Members of St. Anne’s Episcopal Church and the Annapolis, Maryland, community attend a May 4 dedication of the congregation’s Garden of Peace and Remembrance at its historic cemetery. Photo: St. Anne’s Episcopal Church
[Episcopal News Service] An Episcopal church in Annapolis, Maryland, has dedicated a new Garden of Peace and Remembrance in the congregation’s historic cemetery, paying tribute to ancestors, including the enslaved, whose identities have been lost to history.
St. Anne’s Episcopal Church was founded in 1692, and its 17-acre cemetery dates to 1793. By strolling its grounds and inspecting the names on the gravestones, “you will see the entire recorded history of the United States played out there,” the Rev. Manoj Zacharia, St. Anne’s rector, said in an interview with Episcopal News Service.
But not everyone’s lives were recorded or named in that history. Many free and enslaved African Americans who died in Annapolis, the state’s capital city, were buried in the cemetery and then mostly forgotten, with no memorials marking their graves.
On May 4, the congregation held a dedication ceremony for its Garden of Peace and Remembrance. The garden was created in a formerly unused and overgrown section of the cemetery in partnership with Nature Sacred, an Annapolis-based organization that promotes the development of ecologically friendly sanctuaries of green space within urban landscapes.
The garden memorializes ancestors who now are “known only to God.” Many were buried in a section of the St. Anne’s cemetery set aside long ago for members of Annapolis’ Black community. The congregation is researching the cemetery’s history to identify some of the hundreds of people who were buried there without markers.
“We must acknowledge the first part of healing is to accept the fact that the church played a part in the history of slavery. The second part of healing is forgiving one another for the acts of cruelty,” Commissioner Elinor Thompson of the Maryland Commission on African American History & Culture said at the garden’s dedication ceremony, which was attended by about 160 people, including Maryland Bishop Carrie Schofield-Broadbent.

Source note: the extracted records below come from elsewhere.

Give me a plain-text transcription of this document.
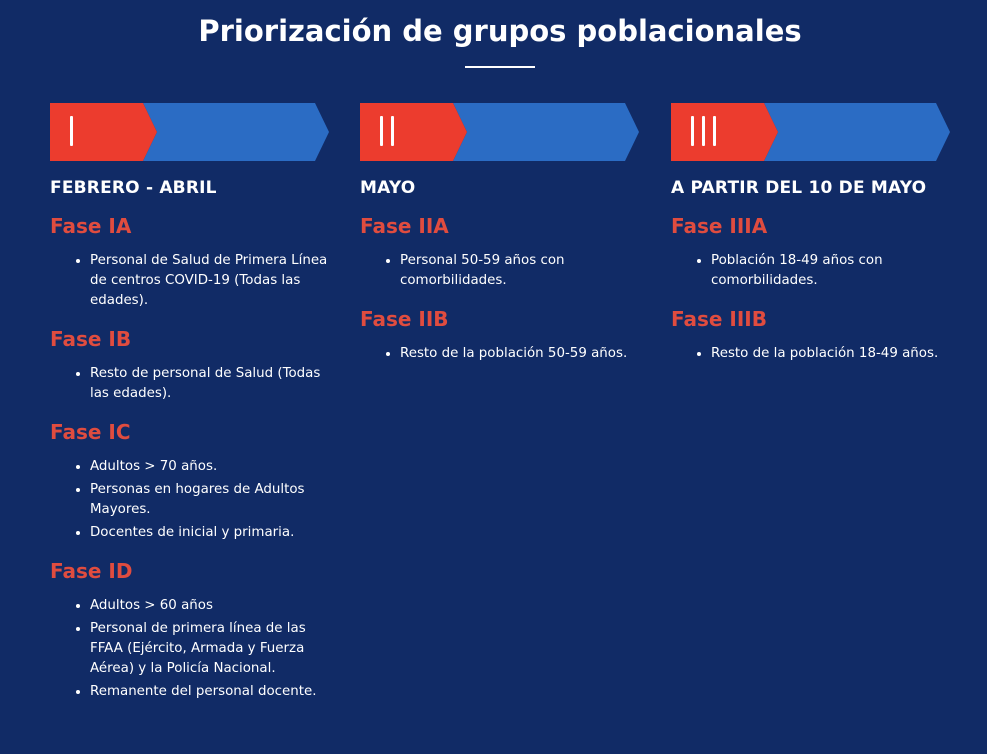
Priorización de grupos poblacionales
FEBRERO - ABRIL
Fase IA
• Personal de Salud de Primera Línea de centros COVID-19 (Todas las edades).
Fase IB
• Resto de personal de Salud (Todas las edades).
Fase IC
• Adultos > 70 años.
• Personas en hogares de Adultos Mayores.
• Docentes de inicial y primaria.
Fase ID
• Adultos > 60 años
• Personal de primera línea de las FFAA (Ejército, Armada y Fuerza Aérea) y la Policía Nacional.
• Remanente del personal docente.
MAYO
Fase IIA
• Personal 50-59 años con comorbilidades.
Fase IIB
• Resto de la población 50-59 años.
A PARTIR DEL 10 DE MAYO
Fase IIIA
• Población 18-49 años con comorbilidades.
Fase IIIB
• Resto de la población 18-49 años.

Maryland Bishop Carrie Schofield-Broadbent speaks during the May 4 dedication of the Garden of Peace and Remembrance. Photo: St. Anne’s Episcopal Church
Thompson also served on the garden’s steering committee. “This garden is dedicated to the people who had to go through all the suffering trials and tribulations during those uncertain times,” Thompson said, as quoted in the congregation’s news release. “This garden is also dedicated to those courageous men, women who continued to pray for this generation and all our future generations.”
The garden is part of St. Anne’s ongoing racial reconciliation efforts, which expanded in 2019 with the creation of its Truth and Reconciliation Ministry. The initial goal, Zacharia said, was to tell the story of “the congregation’s complicity in the colonial project.”
St. Anne’s was one of 30 government-established Anglican parishes in colonial Maryland. Its church and cemetery were built on the second-highest hill in Annapolis, eclipsed only by the hill reserved for the statehouse. The churchyard was the city’s only public burial ground through the Revolutionary War, and after the war, the congregation expanded its burial grounds by creating a new cemetery – the 17-acre property that now contains the Garden of Peace and Remembrance.
The Truth and Reconciliation Ministry found that a church fire had destroyed nearly all burial records through the Civil War, though members were able to verify the section of the cemetery where enslaved and free African Americans were buried. They hired a firm specializing in ground radar and determined that hundreds of unknown people are buried there.
The congregation already had been working with Nature Sacred on a garden concept, and after confirming the unmarked burial site, “it became obvious that the garden was meant to honor those souls who we now know are buried in our cemetery but have no memorials to honor their lives,” parishioner Ginger DeLuca, chair of the Cemetery Committee, wrote in a summary of the Truth and Reconciliation Ministry’s work on the garden.
“It is our plan to find as many names as we can and list them on large stones among the flowers,” DeLuca said, along with a dedicated memorial stone for the unknown ancestors.
The garden also offers a place for quiet contemplation, including for residents of the surrounding neighborhood, which is mostly African American, Zacharia said. Future plans include a “scatter garden,” where people may sprinkle the ashes of their deceased loved ones, as well as a columbarium.
“There has been a lot of excitement around this project, a lot of energy,” Zacharia said.